When the rabbi asked if anyone would like to say something about my father, we weren't quite prepared.  All I could think of was when we used to threaten to put a phrase on his tombstone that echoed one of his frequent and rather profane expressions.  While quintessentially my father, it didn't seem quite appropriate in that setting or at least not for non-family ears.  It is in those inside family jokes that we can be most ourselves and "most ourselves" is seldom the proper side we present to the external world. 

My father was a strong presence and we still feel his presence in many ways.  Sometimes it feels like he is just taking a sabbatical.  My mother is the custodian of my father's memory within our family. Frequently she says, "you are your father's daughter" and the reliance she placed on him is often shifted to me as his proxy.   It makes me wish I had known him better or perhaps differently, more like I might know a friend.  Each relationship between two people is unique to those two people and even then not static.  It changes through time and as both people grow and change, creating many permutations. When I talk about my father with my siblings, I realize how even within a family we take away different perceptions filtered through who we are and our unique relationship.  When I was younger, my father and I used to do battle, but I always felt his respect for me for holding my ground and asserting myself.  My dad admired backbone and knowing him strengthened mine.

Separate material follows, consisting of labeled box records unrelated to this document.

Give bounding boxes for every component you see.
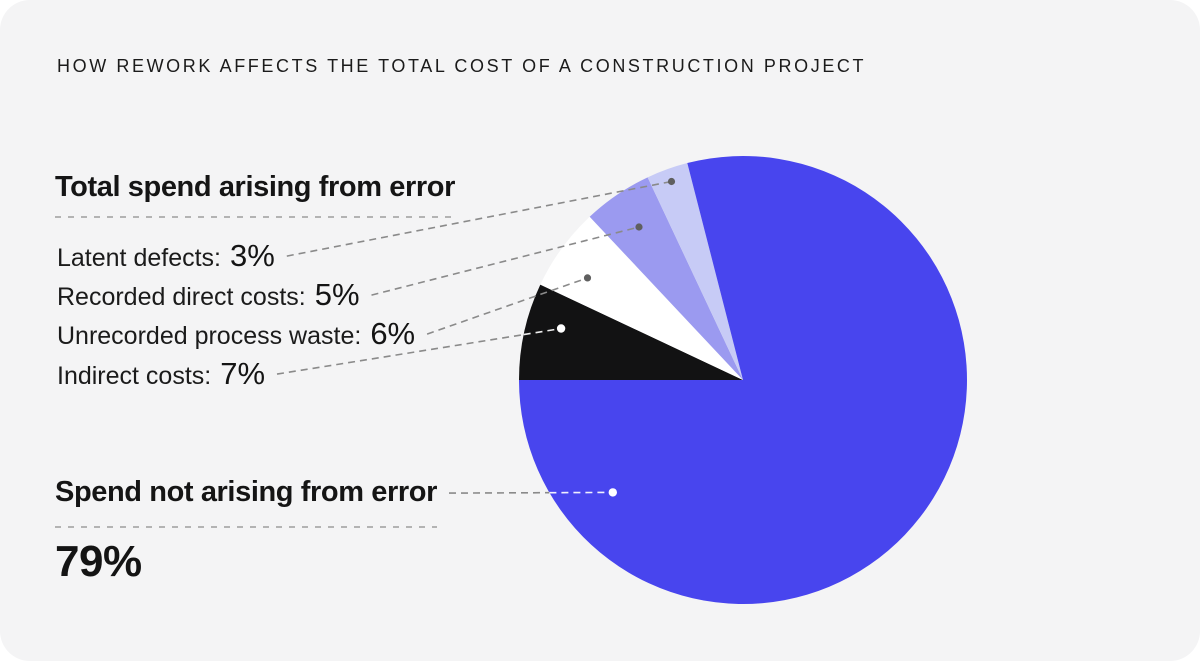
callout-dot-latent-defects <box>667 177 676 186</box>
legend-item-recorded-direct-costs: Recorded direct costs: 5% <box>57 279 360 310</box>
error-group-heading: Total spend arising from error <box>55 171 455 203</box>
pie-slice-indirect-costs <box>519 284 743 380</box>
pie-slice-unrecorded-process-waste <box>540 216 743 380</box>
callout-dot-indirect-costs <box>556 324 566 333</box>
legend-value: 5% <box>314 277 360 312</box>
chart-title: HOW REWORK AFFECTS THE TOTAL COST OF A C… <box>57 56 867 76</box>
leader-line-indirect-costs <box>276 333 524 375</box>
pie-slice-latent-defects <box>647 163 743 380</box>
legend-label: Latent defects: <box>57 244 222 272</box>
legend-label: Recorded direct costs: <box>57 283 306 311</box>
pie-slice-recorded-direct-costs <box>589 177 743 380</box>
legend-label: Indirect costs: <box>57 362 212 390</box>
leader-line-latent-defects <box>286 180 672 257</box>
leader-line-unrecorded-process-waste <box>426 277 588 335</box>
legend-value: 7% <box>220 356 266 391</box>
legend-value: 6% <box>370 316 416 351</box>
leader-line-indirect-costs <box>523 327 562 336</box>
legend-item-unrecorded-process-waste: Unrecorded process waste: 6% <box>57 318 415 349</box>
pie-slice-spend-not-arising-from-error <box>519 156 967 605</box>
non-error-group-value: 79% <box>55 537 142 586</box>
legend-label: Unrecorded process waste: <box>57 322 362 350</box>
callout-dot-unrecorded-process-waste <box>583 274 592 282</box>
legend-item-latent-defects: Latent defects: 3% <box>57 240 275 271</box>
non-error-group-heading: Spend not arising from error <box>55 476 437 508</box>
callout-dot-recorded-direct-costs <box>635 223 643 231</box>
legend-item-indirect-costs: Indirect costs: 7% <box>57 358 265 389</box>
legend-value: 3% <box>230 238 275 273</box>
callout-dot-spend-not-arising-from-error <box>608 488 617 497</box>
leader-line-recorded-direct-costs <box>371 226 640 296</box>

It is different with one parent.  We pay closer heed, checking in with regularity.  Aware that time is limited and precious.  The responsibility of children deepens when only one parent is left.  Since my father's death my sister and I call my mother each day, me in the morning, she at night, my brother's calls scatter in between.  My mom is an easy person.  Happy to be alive and grateful for little joys.

We have a woman who comes in for a few hours several days a week to help her with things.  She has become quite fond of Sally and enjoys her company. My mom used to ride an exercise bike in the evening, but that had fallen by the wayside.  One day not long ago my mother announced that she had decided to start to bike again.  She had Sally help her arrange the two exercise bikes downstairs so on her visits they could bike together.  I love that my 86 year old mother does that.  She is preparing for our trip to Israel for which I had cautioned her mobility will be important.  She is highly motivated for this trip of a lifetime.  After that she says any additional time will be gravy or the grave. To which I add, "No hurry".

1 comment:

  1. Thank you for sharing this lovely piece, Susan. Our love for our parents is primal. And the void that is left is never to be filled. I have found, over the years since my parents' passings that the wounds get smaller but never fully heal.

    It's wonderful that your mother is seizing control of her life beyond the one she shared with your father. Her positive attitude will make your coming years together much easier for all.